Мы остановились перед магазинчиком – бетонным кубиком на обочине, освещенном фонарем. Похоже, Джордж-Харрисон был здесь частым гостем: хозяин сначала крепко пожал ему руку, а потом помог погрузить в пикап коробку со снедью. Я страшно проголодалась, поэтому, выбирая еду, явно перестаралась. Пока я рыскала среди полок, хозяин поглядывал на меня с улыбкой. Представляю, за кого он меня принял!
Была уже непроглядная ночь, когда мы съехали с шоссе на грунтовку. Берлога не берлога, но лесная чаща.
Но тут пикап выехал на опушку. Луна осветила мастерскую, совсем не такую, какой я себе ее представляла. Надо отдать должное его «бывшей»: мастерская оказалась не просторной, а попросту огромной. Передо мной вырос гигантский ангар с широкими окнами в железных рамах, под высокой крутой крышей. Джордж-Харрисон достал из бардачка дистанционный пульт и нажал кнопку. Вся мастерская засветилась, ворота гаража поехали вверх.

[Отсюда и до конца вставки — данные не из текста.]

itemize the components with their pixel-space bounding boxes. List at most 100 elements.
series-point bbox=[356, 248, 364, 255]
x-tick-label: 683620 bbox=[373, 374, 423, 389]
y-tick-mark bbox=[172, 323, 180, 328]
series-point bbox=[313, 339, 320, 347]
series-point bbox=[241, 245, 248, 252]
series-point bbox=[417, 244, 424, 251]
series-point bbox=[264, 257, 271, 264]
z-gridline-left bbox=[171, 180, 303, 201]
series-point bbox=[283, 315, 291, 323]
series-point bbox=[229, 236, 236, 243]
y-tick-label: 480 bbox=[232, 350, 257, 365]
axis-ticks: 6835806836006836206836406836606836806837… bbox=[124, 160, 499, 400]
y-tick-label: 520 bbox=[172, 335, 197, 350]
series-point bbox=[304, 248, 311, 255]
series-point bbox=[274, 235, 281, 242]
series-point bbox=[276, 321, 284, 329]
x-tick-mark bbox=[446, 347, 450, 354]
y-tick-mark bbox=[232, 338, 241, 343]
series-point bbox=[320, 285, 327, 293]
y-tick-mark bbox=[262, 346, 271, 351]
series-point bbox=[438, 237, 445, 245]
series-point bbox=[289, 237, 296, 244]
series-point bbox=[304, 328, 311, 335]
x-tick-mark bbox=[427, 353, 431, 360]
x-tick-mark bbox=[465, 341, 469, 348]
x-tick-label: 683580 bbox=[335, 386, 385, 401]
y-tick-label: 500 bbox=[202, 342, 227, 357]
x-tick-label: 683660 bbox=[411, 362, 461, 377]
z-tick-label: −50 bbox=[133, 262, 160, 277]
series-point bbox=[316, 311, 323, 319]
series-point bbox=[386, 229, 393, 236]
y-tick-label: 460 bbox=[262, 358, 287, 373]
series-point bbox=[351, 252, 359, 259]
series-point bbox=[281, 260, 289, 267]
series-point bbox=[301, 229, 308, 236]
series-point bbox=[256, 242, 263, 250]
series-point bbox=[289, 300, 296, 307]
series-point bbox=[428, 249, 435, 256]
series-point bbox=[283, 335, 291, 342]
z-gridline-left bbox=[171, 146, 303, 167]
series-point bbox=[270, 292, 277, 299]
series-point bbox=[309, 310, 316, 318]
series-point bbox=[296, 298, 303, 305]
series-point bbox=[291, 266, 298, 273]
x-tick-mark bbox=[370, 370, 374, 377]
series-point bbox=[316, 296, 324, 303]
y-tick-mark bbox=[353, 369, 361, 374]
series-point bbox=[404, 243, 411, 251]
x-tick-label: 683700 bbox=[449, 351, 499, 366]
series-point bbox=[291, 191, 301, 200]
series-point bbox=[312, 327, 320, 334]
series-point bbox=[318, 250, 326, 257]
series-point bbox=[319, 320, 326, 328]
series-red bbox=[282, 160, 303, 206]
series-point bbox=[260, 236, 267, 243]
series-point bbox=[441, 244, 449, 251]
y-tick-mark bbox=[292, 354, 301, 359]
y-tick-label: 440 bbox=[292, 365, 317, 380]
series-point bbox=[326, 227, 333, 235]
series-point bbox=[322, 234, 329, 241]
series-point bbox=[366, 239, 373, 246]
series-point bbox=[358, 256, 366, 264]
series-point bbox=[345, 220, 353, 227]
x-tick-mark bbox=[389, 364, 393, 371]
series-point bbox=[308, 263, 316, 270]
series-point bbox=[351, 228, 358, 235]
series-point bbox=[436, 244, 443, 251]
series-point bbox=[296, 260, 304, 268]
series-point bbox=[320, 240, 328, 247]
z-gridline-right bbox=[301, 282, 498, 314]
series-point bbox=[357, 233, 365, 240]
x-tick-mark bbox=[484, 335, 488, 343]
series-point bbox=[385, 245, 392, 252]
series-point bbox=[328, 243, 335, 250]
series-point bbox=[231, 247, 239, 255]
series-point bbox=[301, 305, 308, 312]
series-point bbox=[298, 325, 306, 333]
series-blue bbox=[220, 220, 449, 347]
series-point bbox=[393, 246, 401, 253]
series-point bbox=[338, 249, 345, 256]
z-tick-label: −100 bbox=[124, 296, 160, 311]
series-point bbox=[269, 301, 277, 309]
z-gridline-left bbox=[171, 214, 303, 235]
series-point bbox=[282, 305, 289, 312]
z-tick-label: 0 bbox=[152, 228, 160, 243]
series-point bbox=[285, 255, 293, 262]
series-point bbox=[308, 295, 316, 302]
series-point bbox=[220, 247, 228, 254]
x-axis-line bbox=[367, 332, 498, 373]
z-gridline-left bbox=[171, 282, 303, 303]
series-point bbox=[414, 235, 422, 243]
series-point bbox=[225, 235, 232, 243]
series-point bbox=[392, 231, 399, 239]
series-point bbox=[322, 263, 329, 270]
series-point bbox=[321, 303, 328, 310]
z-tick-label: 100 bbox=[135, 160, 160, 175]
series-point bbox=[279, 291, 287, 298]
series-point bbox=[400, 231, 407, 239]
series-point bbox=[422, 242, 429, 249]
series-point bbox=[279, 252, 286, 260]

– Современно, да? – Он жестом предложил мне закатить пикап в гараж.
Я уже думала, что сюрпризы кончились, но где там! Внутри ангара пряталось, оказывается, жилище Джорджа-Хариссона – симпатичное голубое шале на сваях, окруженное террасой, за перилами которой я увидел стол и два стула.
– Раньше моя комната была на антресолях, – сказал он. – После ее ухода я разобрал антресоли и построил этот дом.
– Говоря о «кое-какой перестройке», вы явно скромничали!
– Согласен, я слишком размахнулся. Просто одно лето следовало за другим, а она все не возвращалась, вот я и не мог остановиться…
– Это была ваша месть?
– Типа того. Глупо, ведь она никогда этого не увидит.
– Если бы стройка развернулась снаружи, у нее было бы больше возможностей. Нужно было послать ей фотографию. На вашем месте я бы обязательно это сделала.
– Вы серьезно?
– Хотите, могу сделать селфи на крыльце.
Джордж-Харрисон расхохотался.
– И все-таки как-то странно, – продолжала я.
– Что странно?
– Обычно дома строят не внутри ангаров, а снаружи.
– Преимущество налицо: зимой, когда я выхожу из дому, мне не надо разгребать снег.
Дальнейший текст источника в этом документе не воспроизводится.